Abide by this guide when you imbibe
No, we don’t mean the patrons, but the international beers of Lee Hyo-bok’s chain of bars. They number around 100 and hail from far and wide.
Lee bases his beer selections on his personal tastes and recommendations from friends.
With his affection for beer, Lee opened his first WaBar in downtown Seoul in 2000. After eight years, the chain now includes 246 franchises.
Lee, who enjoys a bottle of beer every night, has a few tips on how to enjoy your favorite brew in the comfort of your own living room.
First, beer tastes better when it’s stored in a kimchi refrigerator at 3 to 4 degrees Celsius (37.4 to 39 Fahrenheit) rather than in a regular refrigerator. Lee says people usually crave an ice-cold beer. But he says when a beer is too cold, it dulls the drinker’s sense of taste.
Beer tastes best, he added, when it’s at a temperature of 4 to 8 degrees Celsius in the summer and 8 to 12 degrees Celsius in winter.
Second, Lee says, drink beer out of the glass, not straight out of the bottle or can. Lee says the act of pouring beer into a glass releases the ideal amount of carbon dioxide, giving the drink a better flavor. But when pouring a beer, Lee noted, make sure the glass is dry. Even a few drops of water can prevent the beer from perfectly foaming.
Third, when pouring beer into a glass, rather than using one long pour, start and stop several times. As a bottle is emptied in several pours, it forms a head. The foam atop a beer, Lee says, is like a shield that protects its flavor.
Foam forms for two reasons. The first is due to the beer’s carbonation. The impact of the beer hitting the wall of the glass creates the second type of foam.
Because the second type of foam quickly dissipates, it’s important to empty a bottle in several pours rather than just one. This will help increase the amount of naturally occurring foam. A frosted glass helps to create a better head of beer, Lee said.

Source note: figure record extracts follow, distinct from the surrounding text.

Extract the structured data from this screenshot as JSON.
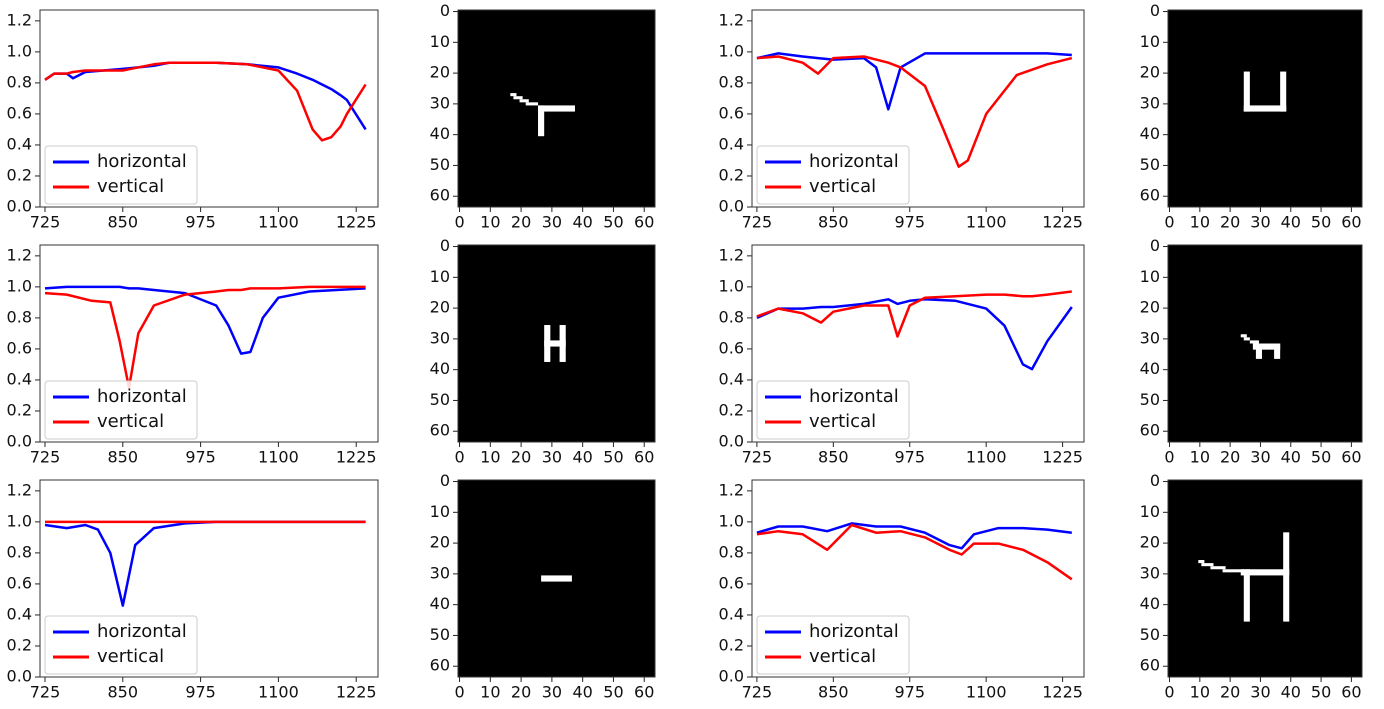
{
  "chart_data": [
    {
      "type": "line",
      "legend": "lower left",
      "xlim": [
        717,
        1260
      ],
      "ylim": [
        0,
        1.27
      ],
      "xticks": [
        725,
        850,
        975,
        1100,
        1225
      ],
      "yticks": [
        {
          "value": 0,
          "label": "0.0"
        },
        {
          "value": 0.2,
          "label": "0.2"
        },
        {
          "value": 0.4,
          "label": "0.4"
        },
        {
          "value": 0.6,
          "label": "0.6"
        },
        {
          "value": 0.8,
          "label": "0.8"
        },
        {
          "value": 1,
          "label": "1.0"
        },
        {
          "value": 1.2,
          "label": "1.2"
        }
      ],
      "x": [
        725,
        740,
        760,
        770,
        790,
        850,
        900,
        925,
        1000,
        1050,
        1100,
        1130,
        1155,
        1170,
        1185,
        1200,
        1210,
        1240
      ],
      "series": [
        {
          "name": "horizontal",
          "color": "#0000ff",
          "values": [
            0.82,
            0.86,
            0.86,
            0.83,
            0.87,
            0.89,
            0.91,
            0.93,
            0.93,
            0.92,
            0.9,
            0.86,
            0.82,
            0.79,
            0.76,
            0.72,
            0.69,
            0.5
          ]
        },
        {
          "name": "vertical",
          "color": "#ff0000",
          "values": [
            0.82,
            0.86,
            0.86,
            0.87,
            0.88,
            0.88,
            0.92,
            0.93,
            0.93,
            0.92,
            0.88,
            0.75,
            0.5,
            0.43,
            0.45,
            0.52,
            0.6,
            0.79
          ]
        }
      ]
    },
    {
      "type": "image",
      "background": "#000000",
      "color": "#ffffff",
      "xlim": [
        -0.5,
        63.5
      ],
      "ylim": [
        63.5,
        -0.5
      ],
      "xticks": [
        0,
        10,
        20,
        30,
        40,
        50,
        60
      ],
      "yticks": [
        0,
        10,
        20,
        30,
        40,
        50,
        60
      ],
      "shapes": [
        [
          26,
          31,
          12,
          2
        ],
        [
          26,
          31,
          2,
          10
        ],
        [
          17,
          27,
          2,
          1
        ],
        [
          18,
          28,
          3,
          1
        ],
        [
          20,
          29,
          3,
          1
        ],
        [
          22,
          30,
          4,
          1
        ]
      ]
    },
    {
      "type": "line",
      "legend": "lower left",
      "xlim": [
        717,
        1260
      ],
      "ylim": [
        0,
        1.27
      ],
      "xticks": [
        725,
        850,
        975,
        1100,
        1225
      ],
      "yticks": [
        {
          "value": 0,
          "label": "0.0"
        },
        {
          "value": 0.2,
          "label": "0.2"
        },
        {
          "value": 0.4,
          "label": "0.4"
        },
        {
          "value": 0.6,
          "label": "0.6"
        },
        {
          "value": 0.8,
          "label": "0.8"
        },
        {
          "value": 1,
          "label": "1.0"
        },
        {
          "value": 1.2,
          "label": "1.2"
        }
      ],
      "x": [
        725,
        760,
        800,
        825,
        850,
        900,
        920,
        940,
        960,
        1000,
        1030,
        1055,
        1070,
        1100,
        1150,
        1200,
        1240
      ],
      "series": [
        {
          "name": "horizontal",
          "color": "#0000ff",
          "values": [
            0.96,
            0.99,
            0.97,
            0.96,
            0.95,
            0.96,
            0.9,
            0.63,
            0.9,
            0.99,
            0.99,
            0.99,
            0.99,
            0.99,
            0.99,
            0.99,
            0.98
          ]
        },
        {
          "name": "vertical",
          "color": "#ff0000",
          "values": [
            0.96,
            0.97,
            0.93,
            0.86,
            0.96,
            0.97,
            0.95,
            0.93,
            0.9,
            0.78,
            0.5,
            0.26,
            0.3,
            0.6,
            0.85,
            0.92,
            0.96
          ]
        }
      ]
    },
    {
      "type": "image",
      "background": "#000000",
      "color": "#ffffff",
      "xlim": [
        -0.5,
        63.5
      ],
      "ylim": [
        63.5,
        -0.5
      ],
      "xticks": [
        0,
        10,
        20,
        30,
        40,
        50,
        60
      ],
      "yticks": [
        0,
        10,
        20,
        30,
        40,
        50,
        60
      ],
      "shapes": [
        [
          25,
          20,
          2,
          13
        ],
        [
          37,
          20,
          2,
          13
        ],
        [
          25,
          31,
          14,
          2
        ]
      ]
    },
    {
      "type": "line",
      "legend": "lower left",
      "xlim": [
        717,
        1260
      ],
      "ylim": [
        0,
        1.27
      ],
      "xticks": [
        725,
        850,
        975,
        1100,
        1225
      ],
      "yticks": [
        {
          "value": 0,
          "label": "0.0"
        },
        {
          "value": 0.2,
          "label": "0.2"
        },
        {
          "value": 0.4,
          "label": "0.4"
        },
        {
          "value": 0.6,
          "label": "0.6"
        },
        {
          "value": 0.8,
          "label": "0.8"
        },
        {
          "value": 1,
          "label": "1.0"
        },
        {
          "value": 1.2,
          "label": "1.2"
        }
      ],
      "x": [
        725,
        760,
        800,
        830,
        845,
        860,
        875,
        900,
        950,
        1000,
        1020,
        1040,
        1055,
        1075,
        1100,
        1150,
        1240
      ],
      "series": [
        {
          "name": "horizontal",
          "color": "#0000ff",
          "values": [
            0.99,
            1,
            1,
            1,
            1,
            0.99,
            0.99,
            0.98,
            0.96,
            0.88,
            0.75,
            0.57,
            0.58,
            0.8,
            0.93,
            0.97,
            0.99
          ]
        },
        {
          "name": "vertical",
          "color": "#ff0000",
          "values": [
            0.96,
            0.95,
            0.91,
            0.9,
            0.65,
            0.35,
            0.7,
            0.88,
            0.95,
            0.97,
            0.98,
            0.98,
            0.99,
            0.99,
            0.99,
            1,
            1
          ]
        }
      ]
    },
    {
      "type": "image",
      "background": "#000000",
      "color": "#ffffff",
      "xlim": [
        -0.5,
        63.5
      ],
      "ylim": [
        63.5,
        -0.5
      ],
      "xticks": [
        0,
        10,
        20,
        30,
        40,
        50,
        60
      ],
      "yticks": [
        0,
        10,
        20,
        30,
        40,
        50,
        60
      ],
      "shapes": [
        [
          28,
          26,
          2,
          12
        ],
        [
          33,
          26,
          2,
          12
        ],
        [
          28,
          31,
          7,
          2
        ]
      ]
    },
    {
      "type": "line",
      "legend": "lower left",
      "xlim": [
        717,
        1260
      ],
      "ylim": [
        0,
        1.27
      ],
      "xticks": [
        725,
        850,
        975,
        1100,
        1225
      ],
      "yticks": [
        {
          "value": 0,
          "label": "0.0"
        },
        {
          "value": 0.2,
          "label": "0.2"
        },
        {
          "value": 0.4,
          "label": "0.4"
        },
        {
          "value": 0.6,
          "label": "0.6"
        },
        {
          "value": 0.8,
          "label": "0.8"
        },
        {
          "value": 1,
          "label": "1.0"
        },
        {
          "value": 1.2,
          "label": "1.2"
        }
      ],
      "x": [
        725,
        760,
        800,
        830,
        850,
        900,
        940,
        955,
        975,
        1000,
        1050,
        1100,
        1130,
        1160,
        1175,
        1200,
        1240
      ],
      "series": [
        {
          "name": "horizontal",
          "color": "#0000ff",
          "values": [
            0.8,
            0.86,
            0.86,
            0.87,
            0.87,
            0.89,
            0.92,
            0.89,
            0.91,
            0.92,
            0.91,
            0.86,
            0.75,
            0.5,
            0.47,
            0.65,
            0.87
          ]
        },
        {
          "name": "vertical",
          "color": "#ff0000",
          "values": [
            0.81,
            0.86,
            0.83,
            0.77,
            0.84,
            0.88,
            0.88,
            0.68,
            0.88,
            0.93,
            0.94,
            0.95,
            0.95,
            0.94,
            0.94,
            0.95,
            0.97
          ]
        }
      ]
    },
    {
      "type": "image",
      "background": "#000000",
      "color": "#ffffff",
      "xlim": [
        -0.5,
        63.5
      ],
      "ylim": [
        63.5,
        -0.5
      ],
      "xticks": [
        0,
        10,
        20,
        30,
        40,
        50,
        60
      ],
      "yticks": [
        0,
        10,
        20,
        30,
        40,
        50,
        60
      ],
      "shapes": [
        [
          24,
          29,
          2,
          1
        ],
        [
          25,
          30,
          2,
          1
        ],
        [
          27,
          31,
          3,
          1
        ],
        [
          28,
          32,
          9,
          2
        ],
        [
          29,
          32,
          2,
          5
        ],
        [
          35,
          32,
          2,
          5
        ]
      ]
    },
    {
      "type": "line",
      "legend": "lower left",
      "xlim": [
        717,
        1260
      ],
      "ylim": [
        0,
        1.27
      ],
      "xticks": [
        725,
        850,
        975,
        1100,
        1225
      ],
      "yticks": [
        {
          "value": 0,
          "label": "0.0"
        },
        {
          "value": 0.2,
          "label": "0.2"
        },
        {
          "value": 0.4,
          "label": "0.4"
        },
        {
          "value": 0.6,
          "label": "0.6"
        },
        {
          "value": 0.8,
          "label": "0.8"
        },
        {
          "value": 1,
          "label": "1.0"
        },
        {
          "value": 1.2,
          "label": "1.2"
        }
      ],
      "x": [
        725,
        760,
        790,
        810,
        830,
        850,
        870,
        900,
        950,
        1000,
        1240
      ],
      "series": [
        {
          "name": "horizontal",
          "color": "#0000ff",
          "values": [
            0.98,
            0.96,
            0.98,
            0.95,
            0.8,
            0.46,
            0.85,
            0.96,
            0.99,
            1,
            1
          ]
        },
        {
          "name": "vertical",
          "color": "#ff0000",
          "values": [
            1,
            1,
            1,
            1,
            1,
            1,
            1,
            1,
            1,
            1,
            1
          ]
        }
      ]
    },
    {
      "type": "image",
      "background": "#000000",
      "color": "#ffffff",
      "xlim": [
        -0.5,
        63.5
      ],
      "ylim": [
        63.5,
        -0.5
      ],
      "xticks": [
        0,
        10,
        20,
        30,
        40,
        50,
        60
      ],
      "yticks": [
        0,
        10,
        20,
        30,
        40,
        50,
        60
      ],
      "shapes": [
        [
          27,
          31,
          10,
          2
        ]
      ]
    },
    {
      "type": "line",
      "legend": "lower left",
      "xlim": [
        717,
        1260
      ],
      "ylim": [
        0,
        1.27
      ],
      "xticks": [
        725,
        850,
        975,
        1100,
        1225
      ],
      "yticks": [
        {
          "value": 0,
          "label": "0.0"
        },
        {
          "value": 0.2,
          "label": "0.2"
        },
        {
          "value": 0.4,
          "label": "0.4"
        },
        {
          "value": 0.6,
          "label": "0.6"
        },
        {
          "value": 0.8,
          "label": "0.8"
        },
        {
          "value": 1,
          "label": "1.0"
        },
        {
          "value": 1.2,
          "label": "1.2"
        }
      ],
      "x": [
        725,
        760,
        800,
        840,
        880,
        920,
        960,
        1000,
        1040,
        1060,
        1080,
        1120,
        1160,
        1200,
        1240
      ],
      "series": [
        {
          "name": "horizontal",
          "color": "#0000ff",
          "values": [
            0.93,
            0.97,
            0.97,
            0.94,
            0.99,
            0.97,
            0.97,
            0.93,
            0.85,
            0.83,
            0.92,
            0.96,
            0.96,
            0.95,
            0.93
          ]
        },
        {
          "name": "vertical",
          "color": "#ff0000",
          "values": [
            0.92,
            0.94,
            0.92,
            0.82,
            0.98,
            0.93,
            0.94,
            0.9,
            0.82,
            0.79,
            0.86,
            0.86,
            0.82,
            0.74,
            0.63
          ]
        }
      ]
    },
    {
      "type": "image",
      "background": "#000000",
      "color": "#ffffff",
      "xlim": [
        -0.5,
        63.5
      ],
      "ylim": [
        63.5,
        -0.5
      ],
      "xticks": [
        0,
        10,
        20,
        30,
        40,
        50,
        60
      ],
      "yticks": [
        0,
        10,
        20,
        30,
        40,
        50,
        60
      ],
      "shapes": [
        [
          10,
          26,
          2,
          1
        ],
        [
          11,
          27,
          4,
          1
        ],
        [
          14,
          28,
          5,
          1
        ],
        [
          18,
          29,
          7,
          1
        ],
        [
          24,
          29,
          16,
          2
        ],
        [
          25,
          29,
          2,
          17
        ],
        [
          38,
          17,
          2,
          29
        ]
      ]
    }
  ]
}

Fourth, Lee advises that to fully enjoy a beer, drink it by the mouthful, not in dainty little sips. Beer is at its best when the cool brew flows rapidly down one’s throat.
Finally, when a beer fan is impatient to crack open his brewski, Lee advises him or her to sprinkle water on the bottle and put it in the freezer or refrigerator for a quick chill.
But even if one abides by these rules, Lee says there’s one factor that truly affects taste.
The key isn’t the type of grain used or the brewing method; it’s the company one keeps.
“Beer is a beverage you drink when you feel good,” Lee says. “It tastes best with good friends close to you. Beer just doesn’t taste as good when you drink alone.”